Gouveia, a partir da sua visão como investidor-anjo, como um bom planejamento estratégico dialoga com a segurança na hora de alocar o recurso?
Gouveia: Quando a startup já tem um plano definido é muito mais fácil, porque você já consegue ter uma conversa mais estratégica, de longo prazo. Geralmente não se tem.
É fundamental olhar para o time e saber se eles têm brilho no olho e vontade de empreender. Isso é muito perceptível. Tem que ter muita vontade para empreender, trabalhar muito e ser muito dedicado. Quando você tem um time com vontade, uma boa dor para resolver, um bom propósito e execução bem feita, junto com um norte estratégico, começo a olhar com muito carinho esse negócio.

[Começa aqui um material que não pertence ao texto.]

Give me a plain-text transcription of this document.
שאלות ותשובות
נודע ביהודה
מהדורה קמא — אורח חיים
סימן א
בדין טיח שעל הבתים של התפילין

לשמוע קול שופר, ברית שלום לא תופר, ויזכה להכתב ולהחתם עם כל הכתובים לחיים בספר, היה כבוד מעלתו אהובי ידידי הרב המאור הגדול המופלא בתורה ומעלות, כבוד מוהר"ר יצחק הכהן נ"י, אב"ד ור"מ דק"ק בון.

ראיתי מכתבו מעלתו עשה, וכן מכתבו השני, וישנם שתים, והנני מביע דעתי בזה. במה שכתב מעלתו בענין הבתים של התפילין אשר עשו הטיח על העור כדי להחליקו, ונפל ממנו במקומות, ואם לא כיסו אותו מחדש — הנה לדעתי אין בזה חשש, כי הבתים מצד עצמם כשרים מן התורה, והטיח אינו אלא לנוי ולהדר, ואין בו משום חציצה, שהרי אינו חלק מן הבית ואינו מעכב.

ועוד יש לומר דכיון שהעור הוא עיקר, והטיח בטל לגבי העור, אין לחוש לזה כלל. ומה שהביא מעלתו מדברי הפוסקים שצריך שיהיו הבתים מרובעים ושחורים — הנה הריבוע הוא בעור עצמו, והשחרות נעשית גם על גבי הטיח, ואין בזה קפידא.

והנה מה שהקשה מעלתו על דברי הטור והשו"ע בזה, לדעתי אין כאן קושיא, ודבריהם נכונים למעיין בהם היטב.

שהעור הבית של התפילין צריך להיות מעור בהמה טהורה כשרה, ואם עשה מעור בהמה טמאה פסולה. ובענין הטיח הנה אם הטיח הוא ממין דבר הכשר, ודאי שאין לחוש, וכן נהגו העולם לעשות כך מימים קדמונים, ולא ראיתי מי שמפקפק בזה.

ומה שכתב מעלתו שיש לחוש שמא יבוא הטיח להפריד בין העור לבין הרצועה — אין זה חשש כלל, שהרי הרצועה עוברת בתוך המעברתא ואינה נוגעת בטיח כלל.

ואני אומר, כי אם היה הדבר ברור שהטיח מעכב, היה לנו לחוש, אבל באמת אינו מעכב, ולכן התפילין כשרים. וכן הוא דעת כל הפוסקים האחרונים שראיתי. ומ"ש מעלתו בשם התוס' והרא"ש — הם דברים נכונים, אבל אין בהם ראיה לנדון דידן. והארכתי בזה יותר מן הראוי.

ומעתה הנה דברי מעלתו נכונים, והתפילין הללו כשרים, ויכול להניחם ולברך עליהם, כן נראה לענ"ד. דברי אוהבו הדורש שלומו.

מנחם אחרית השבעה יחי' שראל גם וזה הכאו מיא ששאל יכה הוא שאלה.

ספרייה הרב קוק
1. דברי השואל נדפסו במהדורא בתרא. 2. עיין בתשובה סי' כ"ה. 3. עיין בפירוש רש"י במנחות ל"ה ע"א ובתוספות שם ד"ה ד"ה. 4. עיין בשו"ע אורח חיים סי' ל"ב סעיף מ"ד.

Com um planejamento montado e uma direção certa, ajuda muito a ter uma discussão de negócio.
Perguntas finais:
- Houve alguma estratégia definida para atrair os talentos certos para a Acordo Certo?
Dilson: Sim. Isso é uma das coisas com a qual me preocupei desde o princípio. Eu trabalhei bastante em banco e ambiente corporativo, nunca havia sido CEO. Eu participava da operação mas não tomava decisões. Quando assumi a Acordo Certo, estava acostumado com uma cultura competitiva, um ambiente ruim, e queria que aqui fosse diferente. Que as pessoas acordem de manhã felizes por estarem em um ambiente incrível, colaborativo e por um propósito. Então comecei a criar essa cultura. Depois, nos preocupamos em dar um pouco de conforto, ter um escritório bacana, com cara de startup, temos videogame, cervejeiras, coisas que ajudam a atrair os talentos.
Mas o ponto principal e o mais importante na minha opinião, foi ter criado o nosso processo de atração de talentos. Criamos através de uma dinâmica o arquétipo ideal que queremos ter aqui dentro: quem é o profissional que queremos, independente dos hard skills e do conhecimento técnico, mas o que ele pode trazer como pessoa pra dentro da empresa.
O processo começa no hunting, as pessoas que nos ajudam a buscar os profissionais já olham pra esse arquétipo. O gestor faz uma avaliação técnica e trazemos pessoas de outra área para uma entrevista final e entender se o candidato está no arquétipo, e também se a Acordo Certo é o lugar para ele estar, abrindo para perguntas. Com isso conseguimos ser assertivos, nosso turnover é baixo e temos tido sucesso.
Leia mais: Como identificar os talentos-chave que diferenciam o seu negócio
- Qual foi o tempo de dedicação do CEO para o planejamento estratégico?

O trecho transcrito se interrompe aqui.